A couple other benefits that come to mind if one chooses not to sell any holdings are the time savings from not worry about when to sell, no taxes would be due if investments are held outside of registered accounts, no transaction costs from selling, and having a more diversified portfolio assuming you continue to buy shares in other companies.
The biggest drawback I think to following Tim's advice is that your portfolio holdings would balloon to a number that would make it difficult, if not impossible, to monitor your various investments. Having cut my number of holdings down from 40 to 37 in the past year, I still hold too many positions to monitor each effectively. The other material downside I see to never selling is continuing to hold companies that changed their strategic direction to something you don't support or have an opinion on.

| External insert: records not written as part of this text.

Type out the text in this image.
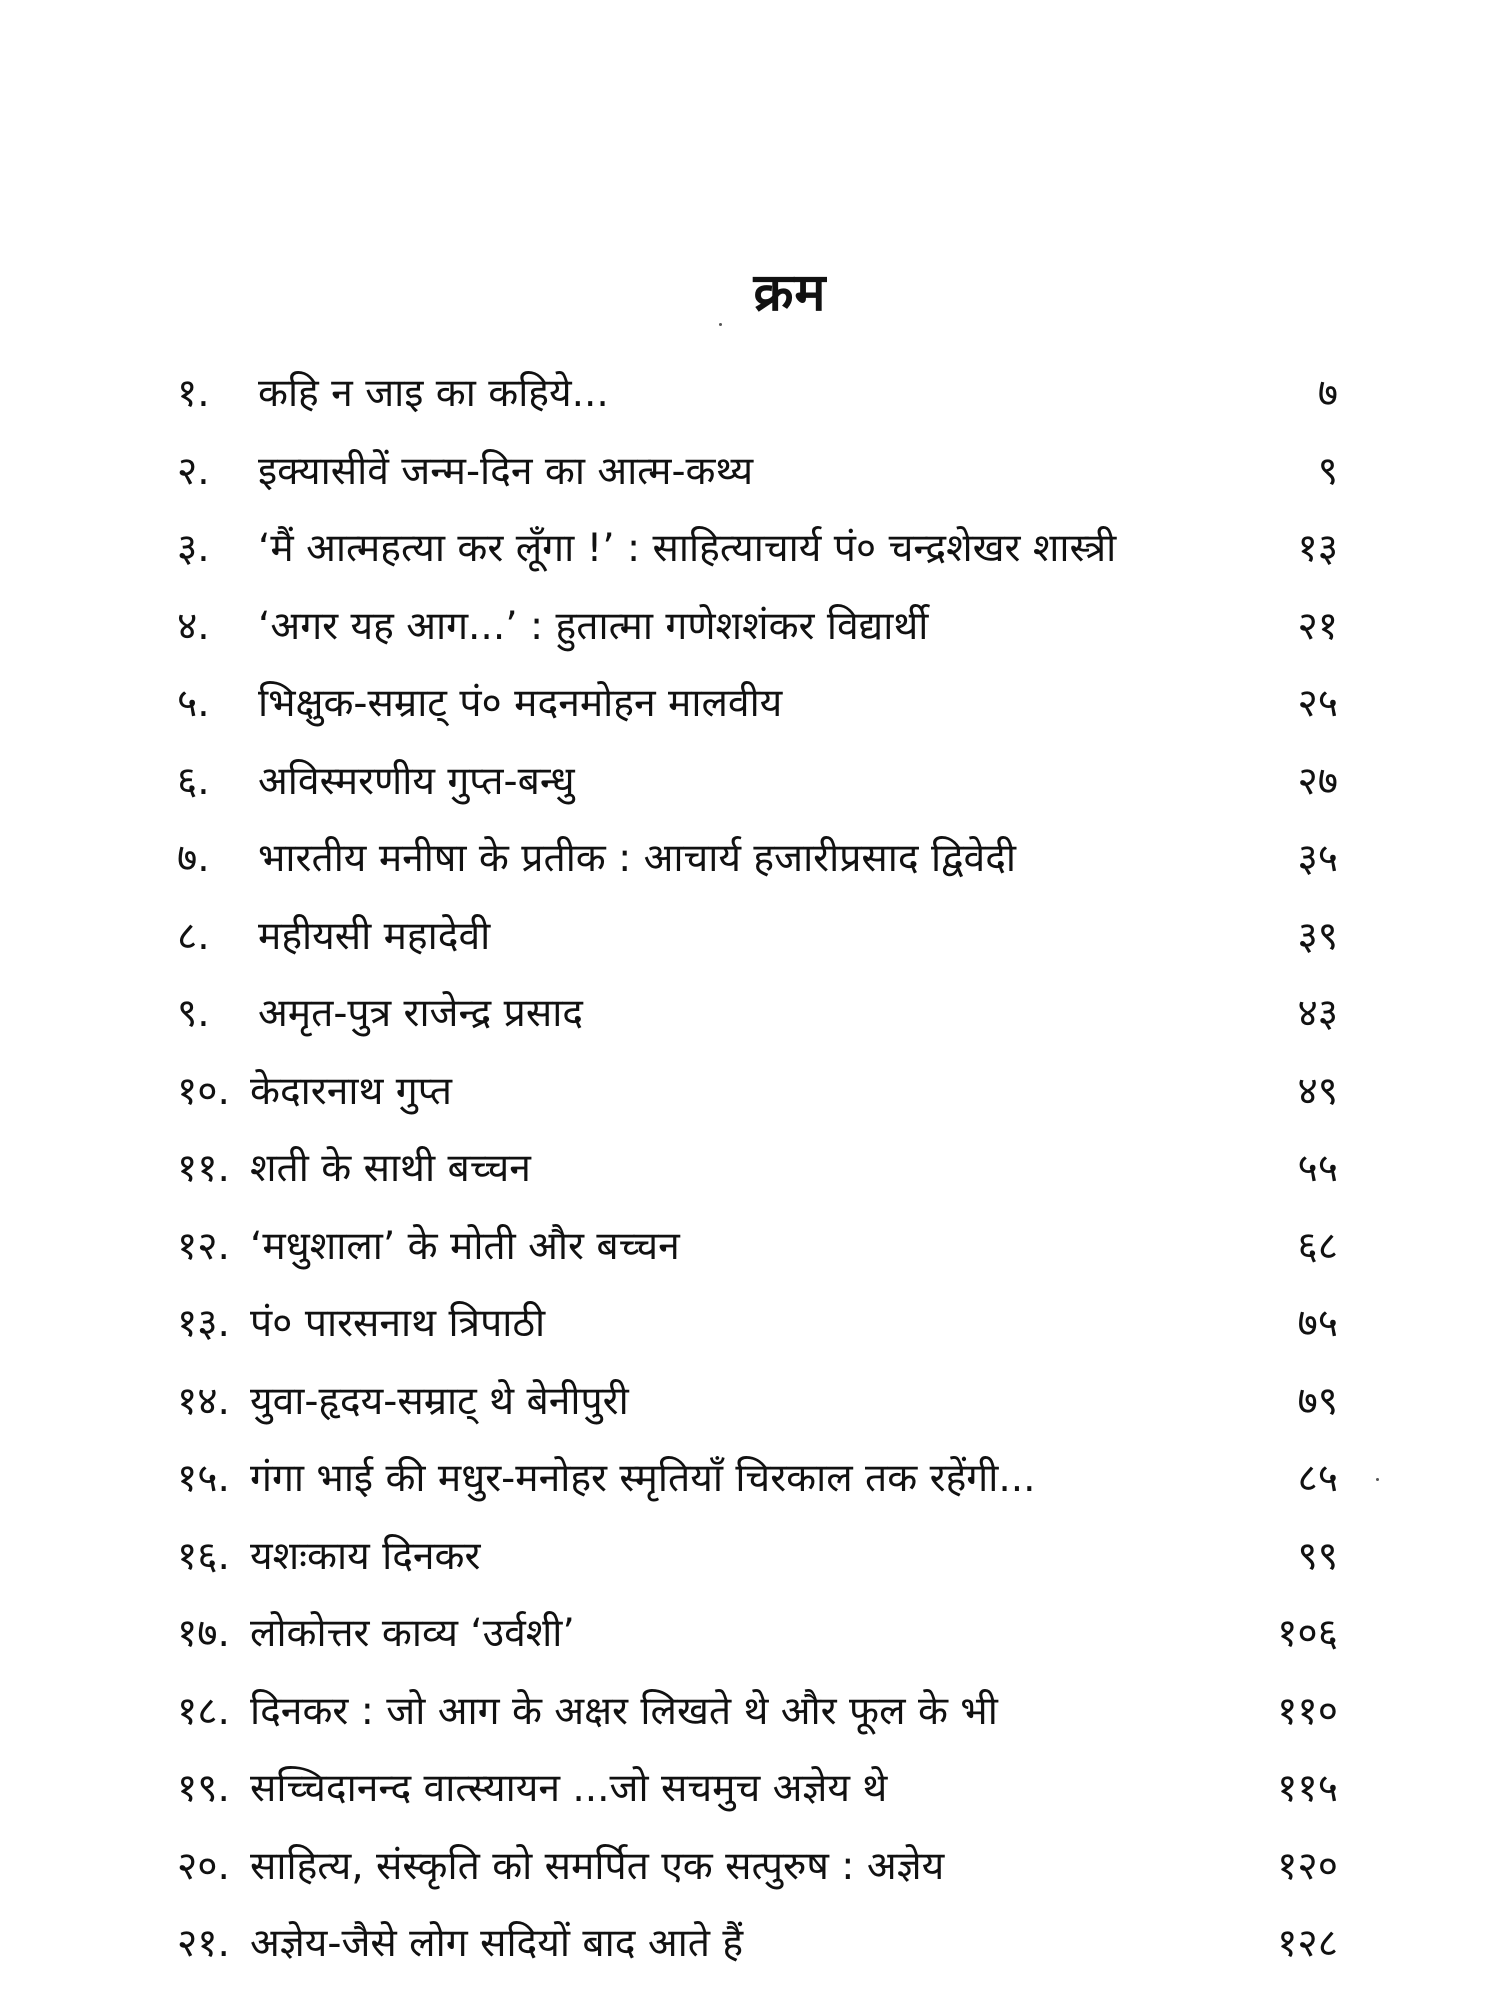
क्रम
१. कहि न जाइ का कहिये...	७
२. इक्यासीवें जन्म-दिन का आत्म-कथ्य	९
३. ‘मैं आत्महत्या कर लूँगा !’ : साहित्याचार्य पं० चन्द्रशेखर शास्त्री	१३
४. ‘अगर यह आग...’ : हुतात्मा गणेशशंकर विद्यार्थी	२१
५. भिक्षुक-सम्राट् पं० मदनमोहन मालवीय	२५
६. अविस्मरणीय गुप्त-बन्धु	२७
७. भारतीय मनीषा के प्रतीक : आचार्य हजारीप्रसाद द्विवेदी	३५
८. महीयसी महादेवी	३९
९. अमृत-पुत्र राजेन्द्र प्रसाद	४३
१०. केदारनाथ गुप्त	४९
११. शती के साथी बच्चन	५५
१२. ‘मधुशाला’ के मोती और बच्चन	६८
१३. पं० पारसनाथ त्रिपाठी	७५
१४. युवा-हृदय-सम्राट् थे बेनीपुरी	७९
१५. गंगा भाई की मधुर-मनोहर स्मृतियाँ चिरकाल तक रहेंगी...	८५
१६. यशःकाय दिनकर	९९
१७. लोकोत्तर काव्य ‘उर्वशी’	१०६
१८. दिनकर : जो आग के अक्षर लिखते थे और फूल के भी	११०
१९. सच्चिदानन्द वात्स्यायन ...जो सचमुच अज्ञेय थे	११५
२०. साहित्य, संस्कृति को समर्पित एक सत्पुरुष : अज्ञेय	१२०
२१. अज्ञेय-जैसे लोग सदियों बाद आते हैं	१२८
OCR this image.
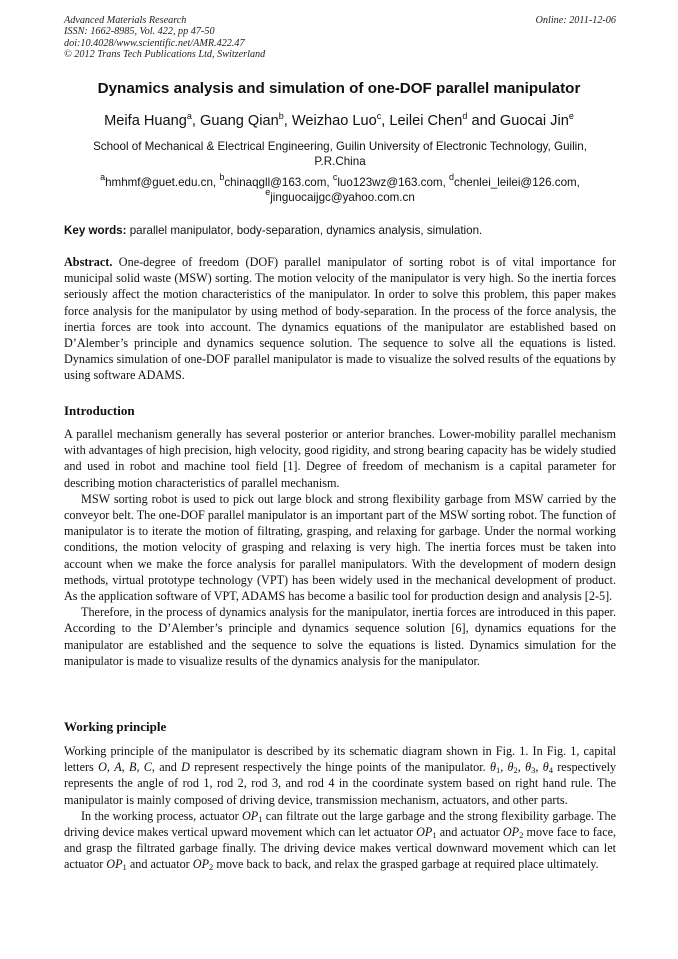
Advanced Materials Research
ISSN: 1662-8985, Vol. 422, pp 47-50
doi:10.4028/www.scientific.net/AMR.422.47
© 2012 Trans Tech Publications Ltd, Switzerland
Online: 2011-12-06
Dynamics analysis and simulation of one-DOF parallel manipulator
Meifa Huang$^a$, Guang Qian$^b$, Weizhao Luo$^c$, Leilei Chen$^d$ and Guocai Jin$^e$
School of Mechanical & Electrical Engineering, Guilin University of Electronic Technology, Guilin,
P.R.China
$^a$hmhmf@guet.edu.cn, $^b$chinaqgll@163.com, $^c$luo123wz@163.com, $^d$chenlei_leilei@126.com,
$^e$jinguocaijgc@yahoo.com.cn
Key words: parallel manipulator, body-separation, dynamics analysis, simulation.

Abstract. One-degree of freedom (DOF) parallel manipulator of sorting robot is of vital importance for municipal solid waste (MSW) sorting. The motion velocity of the manipulator is very high. So the inertia forces seriously affect the motion characteristics of the manipulator. In order to solve this problem, this paper makes force analysis for the manipulator by using method of body-separation. In the process of the force analysis, the inertia forces are took into account. The dynamics equations of the manipulator are established based on D’Alember’s principle and dynamics sequence solution. The sequence to solve all the equations is listed. Dynamics simulation of one-DOF parallel manipulator is made to visualize the solved results of the equations by using software ADAMS.

Introduction

A parallel mechanism generally has several posterior or anterior branches. Lower-mobility parallel mechanism with advantages of high precision, high velocity, good rigidity, and strong bearing capacity has be widely studied and used in robot and machine tool field [1]. Degree of freedom of mechanism is a capital parameter for describing motion characteristics of parallel mechanism.

MSW sorting robot is used to pick out large block and strong flexibility garbage from MSW carried by the conveyor belt. The one-DOF parallel manipulator is an important part of the MSW sorting robot. The function of manipulator is to iterate the motion of filtrating, grasping, and relaxing for garbage. Under the normal working conditions, the motion velocity of grasping and relaxing is very high. The inertia forces must be taken into account when we make the force analysis for parallel manipulators. With the development of modern design methods, virtual prototype technology (VPT) has been widely used in the mechanical development of product. As the application software of VPT, ADAMS has become a basilic tool for production design and analysis [2-5].

Therefore, in the process of dynamics analysis for the manipulator, inertia forces are introduced in this paper. According to the D’Alember’s principle and dynamics sequence solution [6], dynamics equations for the manipulator are established and the sequence to solve the equations is listed. Dynamics simulation for the manipulator is made to visualize results of the dynamics analysis for the manipulator.

Working principle

Working principle of the manipulator is described by its schematic diagram shown in Fig. 1. In Fig. 1, capital letters O, A, B, C, and D represent respectively the hinge points of the manipulator. $\theta_1$, $\theta_2$, $\theta_3$, $\theta_4$ respectively represents the angle of rod 1, rod 2, rod 3, and rod 4 in the coordinate system based on right hand rule. The manipulator is mainly composed of driving device, transmission mechanism, actuators, and other parts.

In the working process, actuator $OP_1$ can filtrate out the large garbage and the strong flexibility garbage. The driving device makes vertical upward movement which can let actuator $OP_1$ and actuator $OP_2$ move face to face, and grasp the filtrated garbage finally. The driving device makes vertical downward movement which can let actuator $OP_1$ and actuator $OP_2$ move back to back, and relax the grasped garbage at required place ultimately.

As an example, if I continue to hold the shares of Orion Office REIT that were spun off after the VREIT and Realty Income merger, I'd be making a bet on the recovery of the commercial office space market in the United States, something I feel particularly ill-equipped to do.
Other drawbacks in never selling shares is companies you hold include not being able to take advantage of tax loss harvesting (assuming positions are held in unregistered accounts), having position sizes that don't reflect your current convictions, and potentially lacking liquidity to take advantage of market displacements.
Although I haven't come to any conclusions as to whether I'll start following the "never sell" advice from the Conservative Income Investor's tweet, it's something I'll continue given the pain and lost return of selling a big winner is difficult to overcome.